To fix this, we’ll need to shrink the worry levels as we go, but in a way that doesn’t change any of our math. Specifically, we have to shrink each item by a value that doesn’t change the result of item % monkey.divisor. Turns out, if you mod a number by the least common multiple of a group of numbers, it remains evenly divisible by all those numbers individually. This is one of those puzzle tricks that I remembered, but don’t understand the justification for well. Basically the AoC equivalent of crosswordese.

Once I had my answer, I stopped by the subreddit’s answer thread and found a great explanation by /u/QultrosSanhattan. Definitely recommend reading if you’re curious about the math backing this part.
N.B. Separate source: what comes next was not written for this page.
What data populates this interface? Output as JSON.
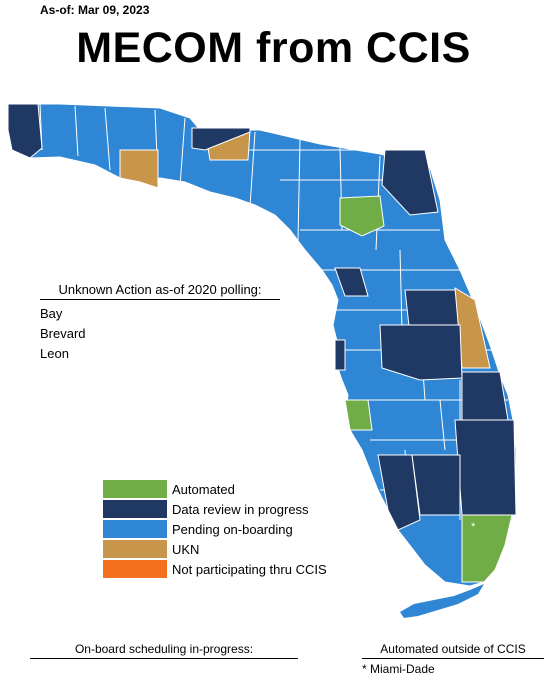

Anyway, the code for part 2 isn’t actually much once you know the trick. We’ll move our solution into a function so we can control individual bits of it:

class Solution(StrSplitSolution):
    ...
    def simulate_monkeys(
        self, num_rounds: int, worry_decreaser: int, shrinker: int | None = None
    ) -> int:
        monkeys = self.parse_monkeys()
        for _ in range(num_rounds): # add variable
            for monkey in monkeys.values():
                monkey.num_inspections += len(monkey.items)
                for item in monkey.items:
                    item = monkey.operation(item) // worry_decreaser # add variable
                    # mod the value, if applicable
                    if shrinker:
                        item = item % shrinker
                    dest = (
                        monkey.if_true
                        if item % monkey.divisor == 0
                        else monkey.if_false
                    )
                    monkeys[dest].items.append(item)
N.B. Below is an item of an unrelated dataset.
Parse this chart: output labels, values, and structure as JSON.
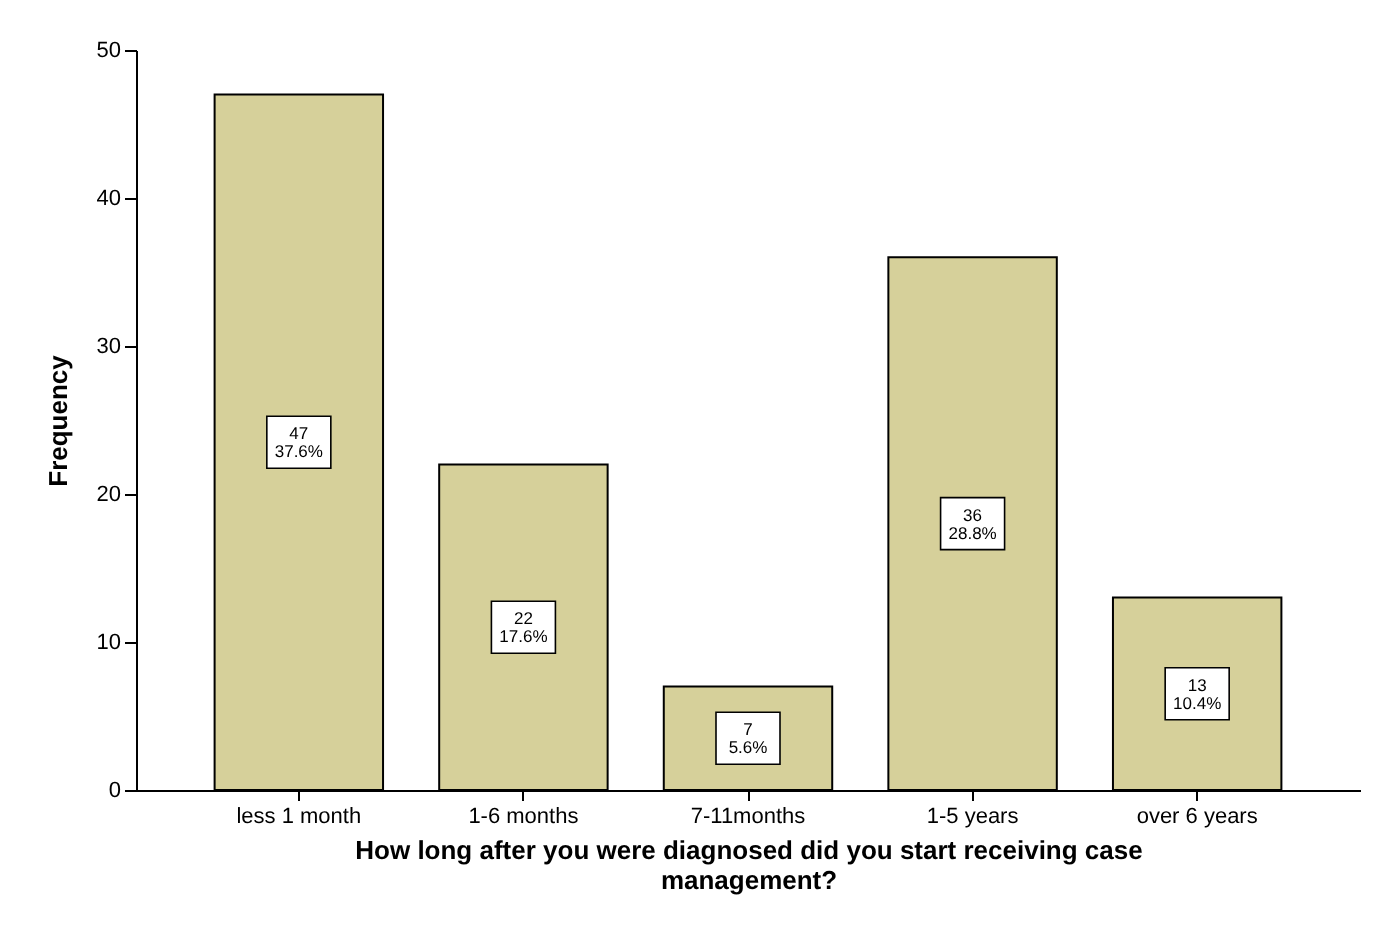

                monkey.items = []

And finally, our answers:

from math import lcm
...

class Solution(StrSplitSolution):
    ...

    def part_1(self) -> int:
        return self.simulate_monkeys(20, 3)

    def part_2(self) -> int:
        monkeys = self.parse_monkeys()
        shrinker = lcm(*(m.divisor for m in monkeys.values()))
        return self.simulate_monkeys(10_000, 1, shrinker)

Days like this are tough, since you either know the trick or you don’t. But, now that you’ve seen it, you’ll know it in the future!